Em 27 de abril de 2011 publiquei nestas páginas uma crónica intitulada "A comunidade empreendedora" na qual dissertava sobre empreendedorismo comunitário. Afirmava então que o empreendedorismo comunitário ocorre quando uma comunidade desencadeia ações empresariais com vista a alcançar um resultado comum e partilhado pelos membros dessa comunidade. Hoje apresento ao leitor o caso prático duma ação desta natureza. Trata-se duma iniciativa desencadeada numa remota freguesia a que vou chamar Aldeia Bonita.
Aldeia Bonita está localizada no Minho. É uma freguesia pequena, longe de quase tudo. No Census de 2011 possuía exatamente 200 habitantes. Maioritariamente idosos, com tudo o que isso implica para a dinâmica populacional (ou para a falta dela).
A Junta de Freguesia local decidiu constituir uma bolsa de voluntariado para a qual aceita inscrições. De acordo com as palavras da própria junta, «a Bolsa de Voluntários pretende ser um mecanismo que permita aos cidadãos participarem e colaborarem, de forma não remunerada, em parte das atividades desenvolvidas pela autarquia local. Visa assim contribuir para a consciência colectiva dos problemas e para o compromisso na respectiva prevenção e solução com recurso ao voluntariado, fomentando um regime de prestação de serviço à Comunidade cada vez mais necessário para a promoção da melhoria da qualidade de vida dos cidadãos».

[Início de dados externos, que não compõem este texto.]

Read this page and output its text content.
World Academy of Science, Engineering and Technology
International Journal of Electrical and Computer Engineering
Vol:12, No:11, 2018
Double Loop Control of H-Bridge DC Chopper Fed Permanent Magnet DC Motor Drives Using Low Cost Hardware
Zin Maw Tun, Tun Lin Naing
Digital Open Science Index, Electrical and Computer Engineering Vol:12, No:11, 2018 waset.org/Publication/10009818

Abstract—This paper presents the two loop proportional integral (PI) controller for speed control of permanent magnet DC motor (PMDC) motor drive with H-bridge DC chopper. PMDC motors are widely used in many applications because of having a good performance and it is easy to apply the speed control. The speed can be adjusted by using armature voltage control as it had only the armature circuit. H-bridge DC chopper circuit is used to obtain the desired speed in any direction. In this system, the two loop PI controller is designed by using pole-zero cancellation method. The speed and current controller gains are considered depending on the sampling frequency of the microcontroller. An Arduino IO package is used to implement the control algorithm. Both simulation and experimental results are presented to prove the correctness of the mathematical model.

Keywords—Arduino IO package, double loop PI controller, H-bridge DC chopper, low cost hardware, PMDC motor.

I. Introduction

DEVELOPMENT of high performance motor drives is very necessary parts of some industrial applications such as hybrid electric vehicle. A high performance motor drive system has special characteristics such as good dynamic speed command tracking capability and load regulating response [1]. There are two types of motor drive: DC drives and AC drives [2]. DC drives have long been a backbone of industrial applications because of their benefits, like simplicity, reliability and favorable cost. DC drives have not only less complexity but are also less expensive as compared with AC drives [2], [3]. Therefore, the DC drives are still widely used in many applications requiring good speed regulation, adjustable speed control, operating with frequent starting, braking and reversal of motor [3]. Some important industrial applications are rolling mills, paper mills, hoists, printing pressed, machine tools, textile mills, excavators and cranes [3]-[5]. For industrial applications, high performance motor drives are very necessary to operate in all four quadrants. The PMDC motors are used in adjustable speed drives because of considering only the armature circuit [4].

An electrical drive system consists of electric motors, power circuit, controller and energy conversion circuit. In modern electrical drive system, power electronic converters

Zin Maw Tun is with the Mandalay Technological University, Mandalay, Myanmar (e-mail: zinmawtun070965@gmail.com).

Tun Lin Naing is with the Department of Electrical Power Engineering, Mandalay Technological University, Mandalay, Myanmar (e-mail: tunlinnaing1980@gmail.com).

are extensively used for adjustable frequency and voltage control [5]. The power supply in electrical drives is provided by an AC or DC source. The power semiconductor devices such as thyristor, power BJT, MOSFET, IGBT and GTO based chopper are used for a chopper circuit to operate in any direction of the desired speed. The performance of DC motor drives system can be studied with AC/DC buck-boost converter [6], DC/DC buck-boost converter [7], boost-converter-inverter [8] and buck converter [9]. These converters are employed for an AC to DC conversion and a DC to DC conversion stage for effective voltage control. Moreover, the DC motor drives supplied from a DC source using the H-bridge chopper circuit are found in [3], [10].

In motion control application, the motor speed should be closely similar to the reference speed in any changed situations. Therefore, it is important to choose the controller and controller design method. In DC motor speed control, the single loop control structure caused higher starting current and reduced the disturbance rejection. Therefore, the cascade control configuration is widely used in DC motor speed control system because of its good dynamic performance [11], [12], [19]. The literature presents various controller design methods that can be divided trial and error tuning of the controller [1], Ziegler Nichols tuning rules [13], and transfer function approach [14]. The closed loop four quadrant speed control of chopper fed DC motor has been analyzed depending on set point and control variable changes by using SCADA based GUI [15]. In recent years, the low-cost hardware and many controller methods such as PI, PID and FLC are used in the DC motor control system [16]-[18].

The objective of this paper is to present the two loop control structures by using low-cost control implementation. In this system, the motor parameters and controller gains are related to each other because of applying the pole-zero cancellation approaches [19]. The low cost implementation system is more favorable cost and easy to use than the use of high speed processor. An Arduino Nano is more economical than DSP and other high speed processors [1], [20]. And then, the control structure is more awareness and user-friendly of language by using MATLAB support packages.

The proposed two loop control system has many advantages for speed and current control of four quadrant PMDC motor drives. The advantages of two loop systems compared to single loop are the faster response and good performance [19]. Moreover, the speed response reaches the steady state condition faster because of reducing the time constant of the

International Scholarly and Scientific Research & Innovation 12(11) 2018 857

Assinalam-se também as áreas de intervenção da iniciativa: médicos e enfermeiros para prestação de cuidados primários de saúde; dinamizadores de aulas de ginástica e aeróbica; dinamizadores do rebanho comunitário; e técnicos e especialistas para palestras e ações de formação e divulgação nas áreas de saúde e bem-estar, agricultura, economia e finanças pessoais e familiares, bem como outros temas de interesse para a população.
Sem grande surpresa, é a saúde duma população predominantemente idosa que aparece em primeiro lugar. Mas as restantes áreas chamam também a atenção. Desde logo as ações de formação em temas diversos, incluindo a saúde e a agricultura, neste caso a principal fonte de rendimento local. Mas também a ideia do rebanho comunitário parece fazer todo o sentido num contexto de grande fragmentação da produção pecuária e agrícola.
Os problemas susceptíveis de serem solucionados através de iniciativas como esta são múltiplos. E o exemplo referido mostra que a saúde, a assistência social, a formação, a cultura, ou o desporto são áreas propícias para ações comunitárias. Também é verdade que algumas destas áreas – designadamente o desporto e a cultura – têm sido cobertas através de mecanismos mais convencionais como é o caso de muitas associações que, também elas, fazem um trabalho notável de voluntariado. Mas o certo é que as carências de hoje requerem modalidades diferenciadas de atuação. E o exemplo apresentado é prova disso.
A ilação que retiro deste exemplo é simples: as ações comunitárias fazem sentido e parecem recomendáveis que ocorram em áreas bem definidas, com objectivos claros de suprir carências locais.
Através do empreendedorismo comunitário, a rede de pessoas e organizações da comunidade local pode desencadear ações que articulam recursos diversos e dispersos. As necessidades que se sentem numa comunidade local não são normalmente difíceis de identificar. Difícil é conseguir identificar o potencial dos recursos aí existentes, sejam eles instalações diversas, património, equipamentos, natureza, ou a capacidade das pessoas, famílias e outras organizações que fazem parte da comunidade. E mais difícil ainda é mobilizar e articular esses recursos.
Independentemente da adesão que a bolsa de voluntários de Aldeia Bonita venha a ter, a ideia está ganha. Mas seria importante que se vissem resultados. Por simples que sejam, os resultados positivos mostram que o esforço vale a pena e é consequente. Se esse exemplo demonstrativo estiver presente e existirem iniciativas empreendedoras geradas localmente que vão de encontro a necessidades efectivas da comunidade, abre-se uma nova esperança.
Artigo publicado no Jornal de Barcelos de 14 de março de 2012.